Wonderful article, and having read many of the thought leaders and experts you cite, I am impressed with your work. By your standards and definitions it is quite possible I once laid down the groundwork for a holacracy of my own, five years ago, as part of a presentation I gave for Research ShowCASE here in Cleveland. Since defining this model and providing case work and research to help justify its merit since, I've enhanced it quite a bit, including refinements to the functional aspects detailed in the PDF provided in this blog post and attached below. The paper here was written with a corporate citizenship goal in mind, but I've found that the core design has many applications beyond that. A multiplicity of outcomes, if you will, on multiple levels of system.

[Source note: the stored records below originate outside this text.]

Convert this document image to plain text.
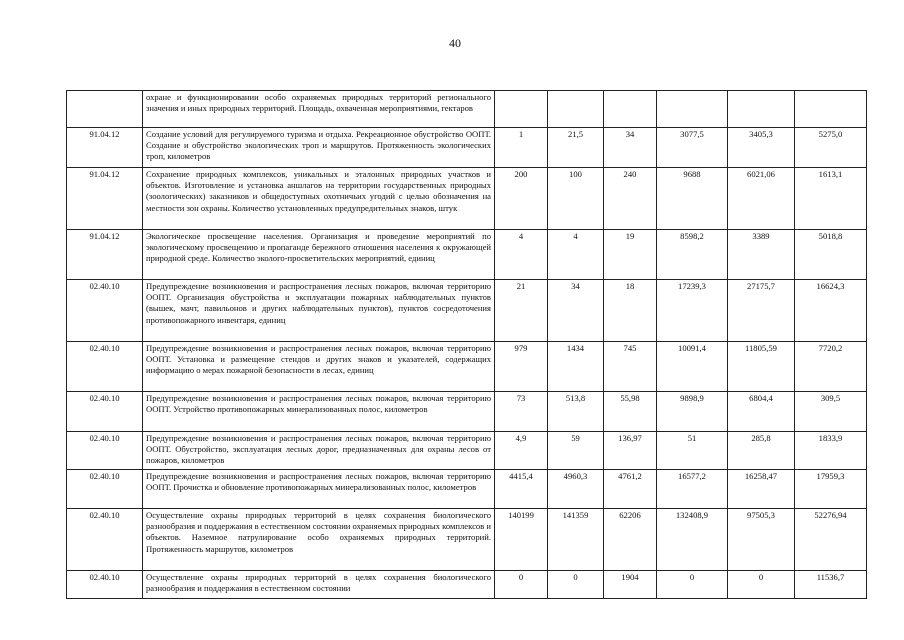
40
	охране и функционировании особо охраняемых природных территорий регионального значения и иных природных территорий. Площадь, охваченная мероприятиями, гектаров						
91.04.12	Создание условий для регулируемого туризма и отдыха. Рекреационное обустройство ООПТ. Создание и обустройство экологических троп и маршрутов. Протяженность экологических троп, километров	1	21,5	34	3077,5	3405,3	5275,0
91.04.12	Сохранение природных комплексов, уникальных и эталонных природных участков и объектов. Изготовление и установка аншлагов на территории государственных природных (зоологических) заказников и общедоступных охотничьих угодий с целью обозначения на местности зон охраны. Количество установленных предупредительных знаков, штук	200	100	240	9688	6021,06	1613,1
91.04.12	Экологическое просвещение населения. Организация и проведение мероприятий по экологическому просвещению и пропаганде бережного отношения населения к окружающей природной среде. Количество эколого-просветительских мероприятий, единиц	4	4	19	8598,2	3389	5018,8
02.40.10	Предупреждение возникновения и распространения лесных пожаров, включая территорию ООПТ. Организация обустройства и эксплуатации пожарных наблюдательных пунктов (вышек, мачт, павильонов и других наблюдательных пунктов), пунктов сосредоточения противопожарного инвентаря, единиц	21	34	18	17239,3	27175,7	16624,3
02.40.10	Предупреждение возникновения и распространения лесных пожаров, включая территорию ООПТ. Установка и размещение стендов и других знаков и указателей, содержащих информацию о мерах пожарной безопасности в лесах, единиц	979	1434	745	10091,4	11805,59	7720,2
02.40.10	Предупреждение возникновения и распространения лесных пожаров, включая территорию ООПТ. Устройство противопожарных минерализованных полос, километров	73	513,8	55,98	9898,9	6804,4	309,5
02.40.10	Предупреждение возникновения и распространения лесных пожаров, включая территорию ООПТ. Обустройство, эксплуатация лесных дорог, предназначенных для охраны лесов от пожаров, километров	4,9	59	136,97	51	285,8	1833,9
02.40.10	Предупреждение возникновения и распространения лесных пожаров, включая территорию ООПТ. Прочистка и обновление противопожарных минерализованных полос, километров	4415,4	4960,3	4761,2	16577,2	16258,47	17959,3
02.40.10	Осуществление охраны природных территорий в целях сохранения биологического разнообразия и поддержания в естественном состоянии охраняемых природных комплексов и объектов. Наземное патрулирование особо охраняемых природных территорий. Протяженность маршрутов, километров	140199	141359	62206	132408,9	97505,3	52276,94
02.40.10	Осуществление охраны природных территорий в целях сохранения биологического разнообразия и поддержания в естественном состоянии	0	0	1904	0	0	11536,7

Perhaps some of the concepts I refer to in my own article might merit discussion, or become enriched by the whole represented on this innovative Ning network. Perhaps this model might not just be a vision toward sustainability, but one capable of effecting thrivability ? I'll be running some evolutions beyond these core design and function paradigms by David (Cooperrider) soon - he offered me (at our recent Sustainability 2019 Summit), the opportunity to present some models for social entrepreneurship (now being put into action locally) in a near-future class of his. I'd love to hear thoughts, suggestions, and advice along those lines. In essence, I hope to help co-create an optimal model for world benefit - and it just might be that thrivability is the better goal to shoot for with this work.

Thanks again for your insightful article!